Why does my dog chew my stuff? Is she getting back at me for leaving her alone at home for too long?

If you are talking about grown-up dogs, not puppies who chew on objects to relieve the pain caused by a new set of teeth coming out, they could do so out of anxiety and frustration. In dogs’ world, there is no retaliation which is more of a human characteristics. Assuming your dog has done this to you because he is angry is a huge misunderstanding.

Separation anxiety manifests itself in many ways. Mildly affected dog might seek to an object that is very “you”, a shoe, a shirt, a pillow that has your scent on, and try getting close to you through his art of chewing on your stuff just to endure your absence. What you see as retaliation, your dog calls it devotion. Why don’t you keep those temptations out of his reach, give him chewing toys for mental stimulation, sufficient exercise and play time together?

Why does my dog pee and poo outside of the designated area which he used to know well?

Most dogs don’t release themselves on a dirty wee wee pad or anywhere filthy. Making sure the area your dog is supposed to do his own business clean, and big enough to do it a few times if you are away for a long time.

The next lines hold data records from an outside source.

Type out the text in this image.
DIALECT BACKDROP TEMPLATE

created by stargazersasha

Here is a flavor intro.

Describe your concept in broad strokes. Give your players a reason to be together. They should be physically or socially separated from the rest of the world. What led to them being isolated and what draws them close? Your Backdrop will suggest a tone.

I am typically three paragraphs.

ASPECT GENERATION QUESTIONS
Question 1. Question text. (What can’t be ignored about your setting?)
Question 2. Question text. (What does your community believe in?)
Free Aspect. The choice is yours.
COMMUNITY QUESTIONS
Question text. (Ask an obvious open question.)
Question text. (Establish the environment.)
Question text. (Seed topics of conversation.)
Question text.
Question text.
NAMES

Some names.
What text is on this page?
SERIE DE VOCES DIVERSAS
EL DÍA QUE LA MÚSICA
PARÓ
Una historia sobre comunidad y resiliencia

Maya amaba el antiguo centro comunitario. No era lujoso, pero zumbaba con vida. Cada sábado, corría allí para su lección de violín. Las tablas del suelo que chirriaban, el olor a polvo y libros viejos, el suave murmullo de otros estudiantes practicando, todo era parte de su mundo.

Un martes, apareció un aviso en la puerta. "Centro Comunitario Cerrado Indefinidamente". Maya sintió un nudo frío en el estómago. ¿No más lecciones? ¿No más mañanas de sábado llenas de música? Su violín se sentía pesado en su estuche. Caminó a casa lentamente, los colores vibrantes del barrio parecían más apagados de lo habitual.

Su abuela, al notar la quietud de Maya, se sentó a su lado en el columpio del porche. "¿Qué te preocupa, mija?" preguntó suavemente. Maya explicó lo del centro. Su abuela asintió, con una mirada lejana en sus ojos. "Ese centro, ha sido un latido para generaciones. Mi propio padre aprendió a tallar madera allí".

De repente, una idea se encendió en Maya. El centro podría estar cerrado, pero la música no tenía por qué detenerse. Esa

Occasionally if accidents happen, more housetraining can help. A lot of circumstances would prompt accidents more often, such as change of environment. Positive reinforcement technique for your dog to learn the wanted behaviour is recommended. Give your dog a treat and pair it with a gentle rub on his head or soft-spoken loving compliment of “good boy” upon his business properly done. This is effective simply because dogs learn by association. They usually behave well on reward basis.

Understanding what drives their unwanted behaviour is the first step to curb those behaviours. Our golden rule is to always consider this: are you giving your dog enough EXERCISE, CONSISTENT COMMANDS IN TRAINING, and AFFECTION?